Canon's MG2150 is the entry-level model in the company's line-up of multi-function printers.
It costs just £42, but on the downside it uses a combined colour ink cartridge and lacks the Wi-Fi and duplex support of the MG3150 -- the next model up in the range.
So is the MG2150 still worthy of consideration if you're looking for a budget inkjet model?
Design and build
Like all the printers in Canon's MG line-up, this one has a low profile design and stands just 152mm tall. However, it's fairly wide at 449mm, so it'll still take up quite a lot of room on a home office desk or shelf.
The styling is attractive enough, thanks to its rounded corners. The matte black finish looks business-like and doesn't show up finger smudges like the glossy styling of some models.
This printer only has a single flip-down paper tray at the bottom that holds 100 sheets.
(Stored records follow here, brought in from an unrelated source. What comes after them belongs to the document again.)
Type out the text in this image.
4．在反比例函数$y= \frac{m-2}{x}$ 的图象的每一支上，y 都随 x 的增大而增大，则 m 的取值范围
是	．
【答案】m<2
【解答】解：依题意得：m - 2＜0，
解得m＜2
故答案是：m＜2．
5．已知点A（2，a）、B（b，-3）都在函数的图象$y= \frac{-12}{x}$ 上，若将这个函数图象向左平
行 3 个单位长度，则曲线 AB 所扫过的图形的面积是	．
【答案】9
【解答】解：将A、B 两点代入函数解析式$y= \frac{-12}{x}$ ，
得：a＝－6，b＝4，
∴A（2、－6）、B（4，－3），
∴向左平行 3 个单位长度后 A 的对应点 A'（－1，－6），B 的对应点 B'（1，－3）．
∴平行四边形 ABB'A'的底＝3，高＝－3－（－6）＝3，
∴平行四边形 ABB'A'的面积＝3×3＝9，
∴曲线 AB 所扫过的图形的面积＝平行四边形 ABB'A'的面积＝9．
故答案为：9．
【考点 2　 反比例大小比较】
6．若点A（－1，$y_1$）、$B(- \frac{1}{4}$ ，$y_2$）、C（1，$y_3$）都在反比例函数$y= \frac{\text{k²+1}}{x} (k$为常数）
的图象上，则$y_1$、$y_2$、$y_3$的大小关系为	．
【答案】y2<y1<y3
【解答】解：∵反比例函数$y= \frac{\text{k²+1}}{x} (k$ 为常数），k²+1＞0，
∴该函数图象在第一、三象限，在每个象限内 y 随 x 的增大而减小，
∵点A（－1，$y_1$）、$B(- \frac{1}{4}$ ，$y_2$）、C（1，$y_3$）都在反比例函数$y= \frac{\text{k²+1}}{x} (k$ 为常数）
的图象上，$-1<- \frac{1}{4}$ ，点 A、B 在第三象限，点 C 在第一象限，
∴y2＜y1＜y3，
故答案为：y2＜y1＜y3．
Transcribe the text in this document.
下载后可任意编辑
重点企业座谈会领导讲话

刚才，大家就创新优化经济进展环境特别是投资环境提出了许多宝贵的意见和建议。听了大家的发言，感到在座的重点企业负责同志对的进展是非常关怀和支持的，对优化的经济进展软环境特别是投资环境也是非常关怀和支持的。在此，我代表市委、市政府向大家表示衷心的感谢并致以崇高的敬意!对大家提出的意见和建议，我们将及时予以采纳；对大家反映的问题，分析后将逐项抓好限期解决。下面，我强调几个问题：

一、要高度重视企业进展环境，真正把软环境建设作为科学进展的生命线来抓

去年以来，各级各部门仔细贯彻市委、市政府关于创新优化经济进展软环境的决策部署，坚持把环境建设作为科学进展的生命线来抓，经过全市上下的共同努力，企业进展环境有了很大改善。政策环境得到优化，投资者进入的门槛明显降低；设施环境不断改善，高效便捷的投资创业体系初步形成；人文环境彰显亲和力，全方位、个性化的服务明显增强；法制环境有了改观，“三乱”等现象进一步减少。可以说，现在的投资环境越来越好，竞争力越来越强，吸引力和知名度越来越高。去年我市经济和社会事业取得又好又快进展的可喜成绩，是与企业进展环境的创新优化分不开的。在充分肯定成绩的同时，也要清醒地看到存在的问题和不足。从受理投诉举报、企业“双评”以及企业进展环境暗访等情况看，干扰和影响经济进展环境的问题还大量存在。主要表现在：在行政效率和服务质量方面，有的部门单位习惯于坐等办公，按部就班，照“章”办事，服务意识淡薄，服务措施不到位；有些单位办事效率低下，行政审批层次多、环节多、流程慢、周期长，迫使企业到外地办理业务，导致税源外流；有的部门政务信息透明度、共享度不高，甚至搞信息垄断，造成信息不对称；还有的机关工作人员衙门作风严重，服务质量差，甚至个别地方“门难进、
Unsurprisingly at this price, it doesn't have a dedicated photo paper area so you'll have to remove your A4 sheets every time you want to print a snap. Printed results are fed into another flip-out tray just above the input tray. Both of these are made from plastic and feel fairly flimsy.
As with the MG3150, this model doesn't have a proper screen. Instead, it relies on a single-digit numerical display. Next to this is a plus button to increase the number of copies when you're using it as a photocopier. There's no minus button -- you just press the Cancel button to return to the default setting of a single copy.
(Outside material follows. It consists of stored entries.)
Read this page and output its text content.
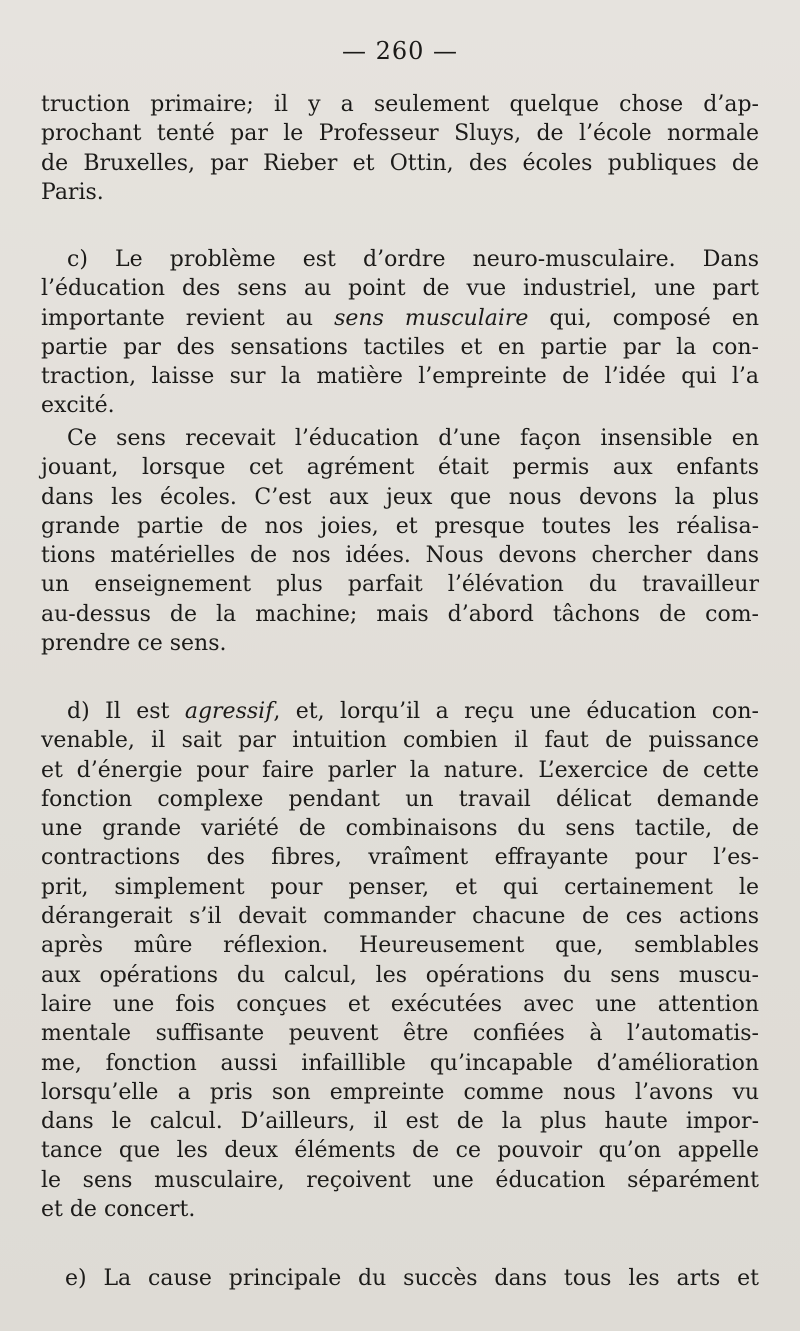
— 260 —
truction primaire; il y a seulement quelque chose d’ap-
prochant tenté par le Professeur Sluys, de l’école normale
de Bruxelles, par Rieber et Ottin, des écoles publiques de
Paris.
c) Le problème est d’ordre neuro-musculaire. Dans
l’éducation des sens au point de vue industriel, une part
importante revient au sens musculaire qui, composé en
partie par des sensations tactiles et en partie par la con-
traction, laisse sur la matière l’empreinte de l’idée qui l’a
excité.
Ce sens recevait l’éducation d’une façon insensible en
jouant, lorsque cet agrément était permis aux enfants
dans les écoles. C’est aux jeux que nous devons la plus
grande partie de nos joies, et presque toutes les réalisa-
tions matérielles de nos idées. Nous devons chercher dans
un enseignement plus parfait l’élévation du travailleur
au-dessus de la machine; mais d’abord tâchons de com-
prendre ce sens.
d) Il est agressif, et, lorqu’il a reçu une éducation con-
venable, il sait par intuition combien il faut de puissance
et d’énergie pour faire parler la nature. L’exercice de cette
fonction complexe pendant un travail délicat demande
une grande variété de combinaisons du sens tactile, de
contractions des fibres, vraîment effrayante pour l’es-
prit, simplement pour penser, et qui certainement le
dérangerait s’il devait commander chacune de ces actions
après mûre réflexion. Heureusement que, semblables
aux opérations du calcul, les opérations du sens muscu-
laire une fois conçues et exécutées avec une attention
mentale suffisante peuvent être confiées à l’automatis-
me, fonction aussi infaillible qu’incapable d’amélioration
lorsqu’elle a pris son empreinte comme nous l’avons vu
dans le calcul. D’ailleurs, il est de la plus haute impor-
tance que les deux éléments de ce pouvoir qu’on appelle
le sens musculaire, reçoivent une éducation séparément
et de concert.
e) La cause principale du succès dans tous les arts et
Below this you'll find the paper selection button, which cycles through three default paper types -- standard A4, photo A4 and 10x15cm photo paper.
There's also a 'Fit to paper' button for the copying feature, along with dedicated colour and black and white copying buttons. You can change some of the printer's settings via the Tools button, but the single-digit display makes this a cryptic process as you have to refer to the manual to find out which function each symbol or letter on the screen corresponds to. As a result, it's best to use the My Printer software on your computer to change settings.
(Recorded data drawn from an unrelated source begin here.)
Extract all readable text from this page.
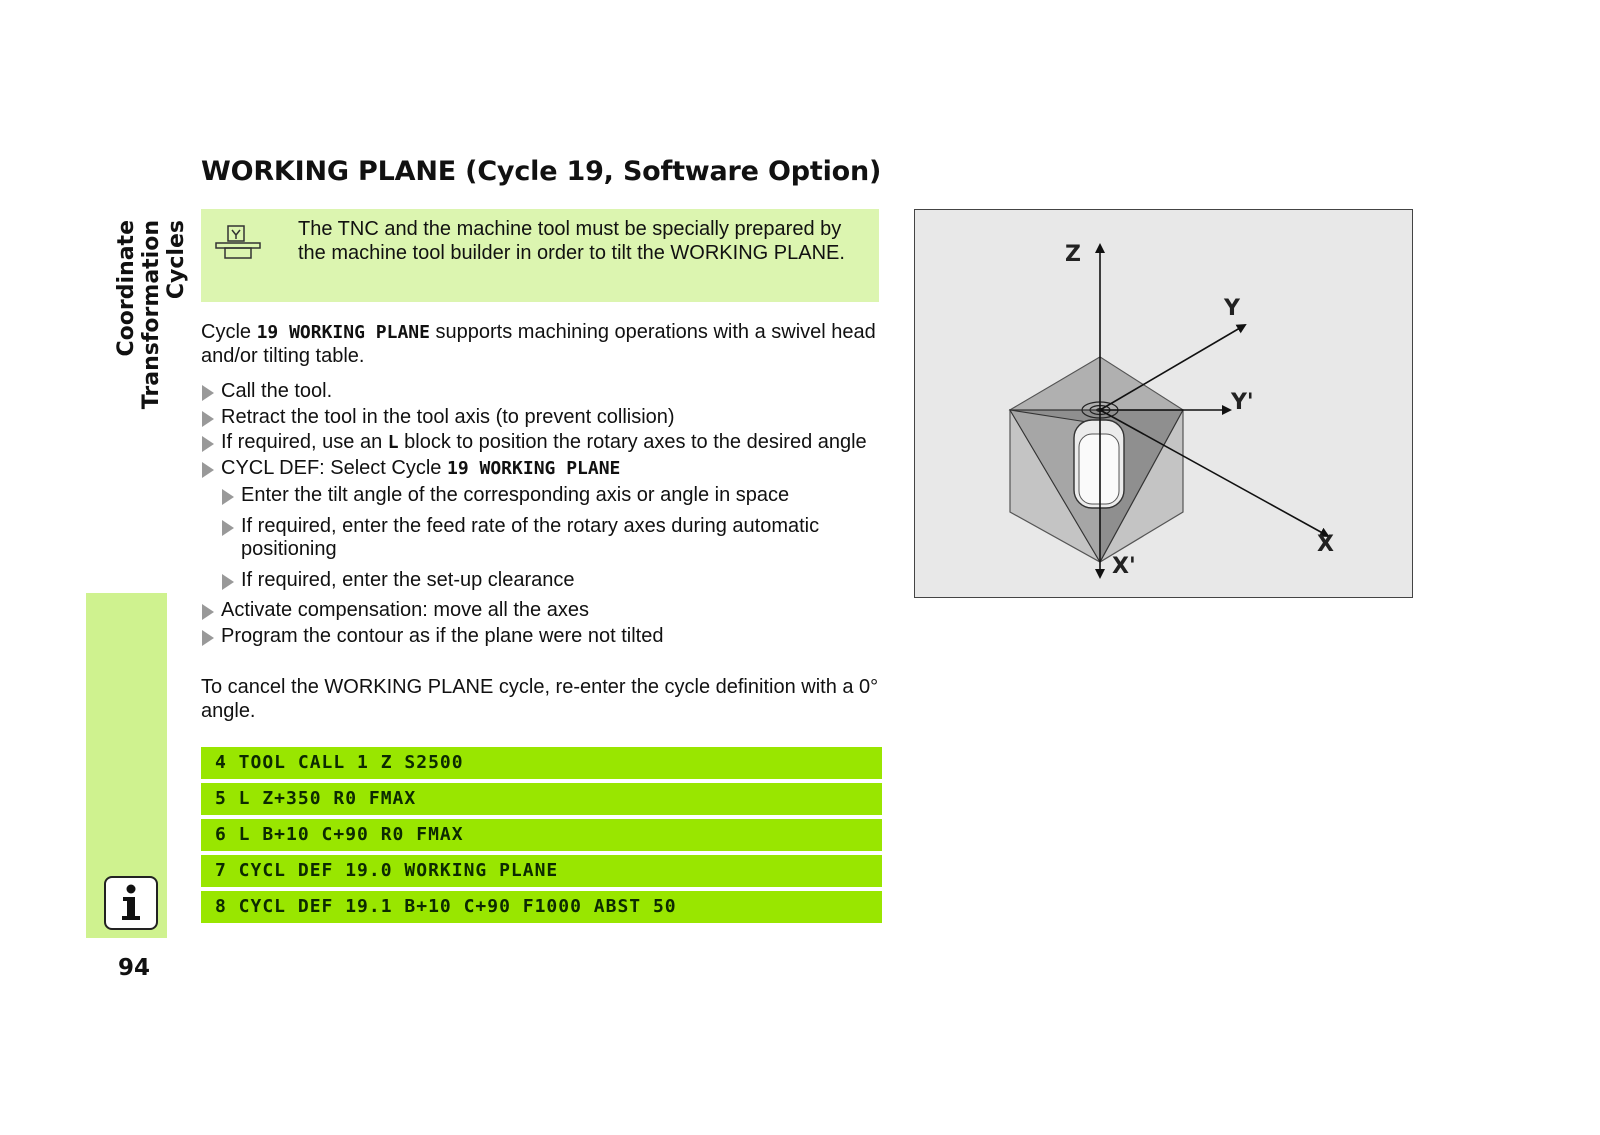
Coordinate Transformation Cycles
94
WORKING PLANE (Cycle 19, Software Option)
The TNC and the machine tool must be specially prepared by the machine tool builder in order to tilt the WORKING PLANE.
Cycle 19 WORKING PLANE supports machining operations with a swivel head and/or tilting table.
Call the tool.
Retract the tool in the tool axis (to prevent collision)
If required, use an L block to position the rotary axes to the desired angle
CYCL DEF: Select Cycle 19 WORKING PLANE
Enter the tilt angle of the corresponding axis or angle in space
If required, enter the feed rate of the rotary axes during automatic positioning
If required, enter the set-up clearance
Activate compensation: move all the axes
Program the contour as if the plane were not tilted
To cancel the WORKING PLANE cycle, re-enter the cycle definition with a 0° angle.
4 TOOL CALL 1 Z S2500
5 L Z+350 R0 FMAX
6 L B+10 C+90 R0 FMAX
7 CYCL DEF 19.0 WORKING PLANE
8 CYCL DEF 19.1 B+10 C+90 F1000 ABST 50
Z
Y
Y'
X
X'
The MG2150 comes with a poster-sized set-up sheet that has step-by-step instructions so getting this model up and running won't take you very long. All you have to do is place the two ink cartridges into the easy-to-reach holders concealed behind a plastic flap at the front, then install the software on your PC.
This model doesn't have Wi-Fi or Ethernet, so you can only connect it directly to your PC via USB.
Scanning and copying
The flatbed scanner has an optical resolution of 2,400dpi, but it's far from the fastest scanner we've used. Nevertheless, the results are of an acceptable level for a multi-function model in this price bracket. That said, if you start using the higher quality setting, you will start to see a significant amount of image noise creeping in.
Copy quality is fairly good but it wasn't all that speedy when it came to producing a copy of our single-page test document. It took a leisurely 22 seconds to complete the job. Other budget models we've tested have managed to finish this task in around 18 seconds.
Print speed and quality
Where the MG2150 excels is in the quality of its output. Text is neatly formed with none of the feathering you sometimes get on budget models. Colours in our business presentation and graphics tests were also impressively bold and strong, with only a slight hint of banding in large blocks of colour.
With photos, it didn't perform as well as you could expect from Canon's higher-end models that use five and six ink cartridges. Nevertheless, the images produced were impressive by budget standards.
The high print quality seems to come at the cost of print speed. This is not a particularly fast model. It was slow at text printing, taking a sluggish 1 minute and 45 seconds to complete our 10-page text document. It also struggled for pace with colour printing. Our business presentation test took 4 minutes and 12 seconds, while the graphics test took 4 minutes and 47 seconds. Both of these are slow compared to similarly-priced competitors.
It's a faster performer when it comes to photo printing though. It completed our 4x6-inch snap in 48 seconds, which is speedy.
As with the MG3150, this model uses only two cartridges -- a combined colour one and a black one. Combined colour cartridges aren't very economical as once one colour runs down, you have to replace the whole cartridge.
Nevertheless, costs per page print are quite reasonable. A black and white page costs around 3.5p and a colour page will set you back 4.7p. Both of these prices include 0.7p for paper.
The MG2150 produces impressive print-outs, both for text and graphics, and it's not that expensive to run either.
However, print speeds are quite slow. Spending just £10 more for the MG3250 will get you the Wi-Fi and duplex printing support that this model lacks. As such, we don't think the MG2150 represents great value for money.